3. When to Give Your Girlfriend Your Password - I have to say, technology has really impressed me lately. Maybe I'm just getting old (although when I think I'm getting old I turn to my good friend, remember he was alive during the Cuban missile crisis, and feel better). However, Xbox with Kinect is so super cool and makes you feel like you are on Star Trek, the remote for my TV has a touch screen, my office has high resolution monitors that are twice the size of my first TV, and the sound in my new Toshiba laptop is better than my first two stereo systems put together. The real measure of technology and how heavily we rely on it, is the question of whether or not to give your password to your girlfriend. I'm not sure which password would be in question, and hopefully you have more than one, but where do you start? Is a sign of love sharing your Netflix password? Is your email password the same as asking her to marry you? Goes to show just how important your password is when it's being used as a measure of your relationship status.
4. Hacking Group Releases More Stratfor Subscriber Data - I think its great that we start out the year talking about a fresh new data breach. It goes to show that large companies still are not paying enough attention to security, at least in the right ways. I really don't want to get into the password debate, I think I still need a break from talking about passwords. I do want to talk about how a company was able to drop the ball enough to leak subscriber information of information security folks, military, government, and executives.

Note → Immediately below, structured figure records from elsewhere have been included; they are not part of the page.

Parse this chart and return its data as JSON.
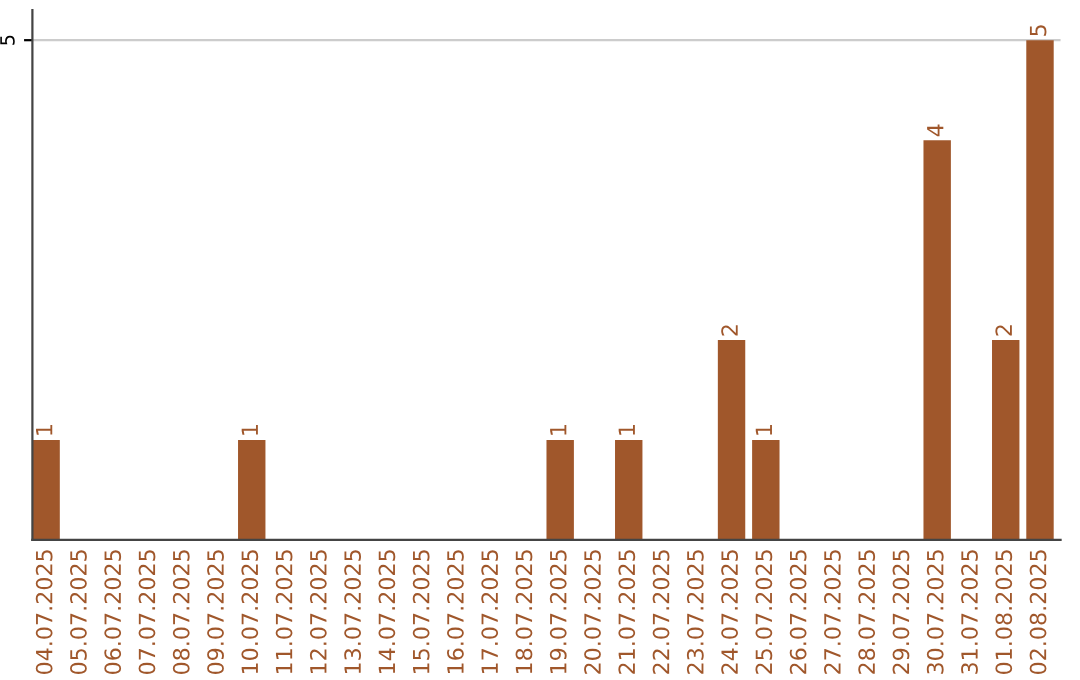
{
  "chart_data": {
    "type": "bar",
    "categories": [
      "04.07.2025",
      "05.07.2025",
      "06.07.2025",
      "07.07.2025",
      "08.07.2025",
      "09.07.2025",
      "10.07.2025",
      "11.07.2025",
      "12.07.2025",
      "13.07.2025",
      "14.07.2025",
      "15.07.2025",
      "16.07.2025",
      "17.07.2025",
      "18.07.2025",
      "19.07.2025",
      "20.07.2025",
      "21.07.2025",
      "22.07.2025",
      "23.07.2025",
      "24.07.2025",
      "25.07.2025",
      "26.07.2025",
      "27.07.2025",
      "28.07.2025",
      "29.07.2025",
      "30.07.2025",
      "31.07.2025",
      "01.08.2025",
      "02.08.2025"
    ],
    "values": [
      1,
      0,
      0,
      0,
      0,
      0,
      1,
      0,
      0,
      0,
      0,
      0,
      0,
      0,
      0,
      1,
      0,
      1,
      0,
      0,
      2,
      1,
      0,
      0,
      0,
      0,
      4,
      0,
      2,
      5
    ],
    "value_labels": [
      "1",
      null,
      null,
      null,
      null,
      null,
      "1",
      null,
      null,
      null,
      null,
      null,
      null,
      null,
      null,
      "1",
      null,
      "1",
      null,
      null,
      "2",
      "1",
      null,
      null,
      null,
      null,
      "4",
      null,
      "2",
      "5"
    ],
    "color": "#a0572b",
    "ylim": [
      0,
      5.3
    ],
    "yticks": [
      5
    ],
    "grid": "y"
  }
}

5. The Most Influential Voices in Security Bruce Schneier is tops on this list, and his latest research is sounding like the voice of reason: "There will always be a dishonest minority and there will always be a need for security to protect the honest majority from the machinations of the dishonest. What Schneier is examining now is how the information age affects the security systems society puts in place and what changes will be needed in the future."
6. Multi Purpose Brute Forcing Tool - A new tool has been released, written in Python, that is aiming to improve upon the existing code out there for password brute forcing. The new tool, called "Patator" was created because the author felt existing tools were too slow, inaccurate, and lacked features. "Patator" is modular, multi-threaded, and allows for response logging and interactive runtime command mode. I also wanted to take a moment to tell people to be smart about password brute forcing, and learn the password complexity requirements, account policies, and account lockout timers BEFORE you start to password brute force.
7. Hacking Google for Fun and Profit - Some really neat bugs that were discovered by a researcher who discovered them, reported them to Google, and got paid for them! Lots of CSRF in Google's Gmail, including the ability to read information about the user and delete all future emails. I though deleting future emails was a feature?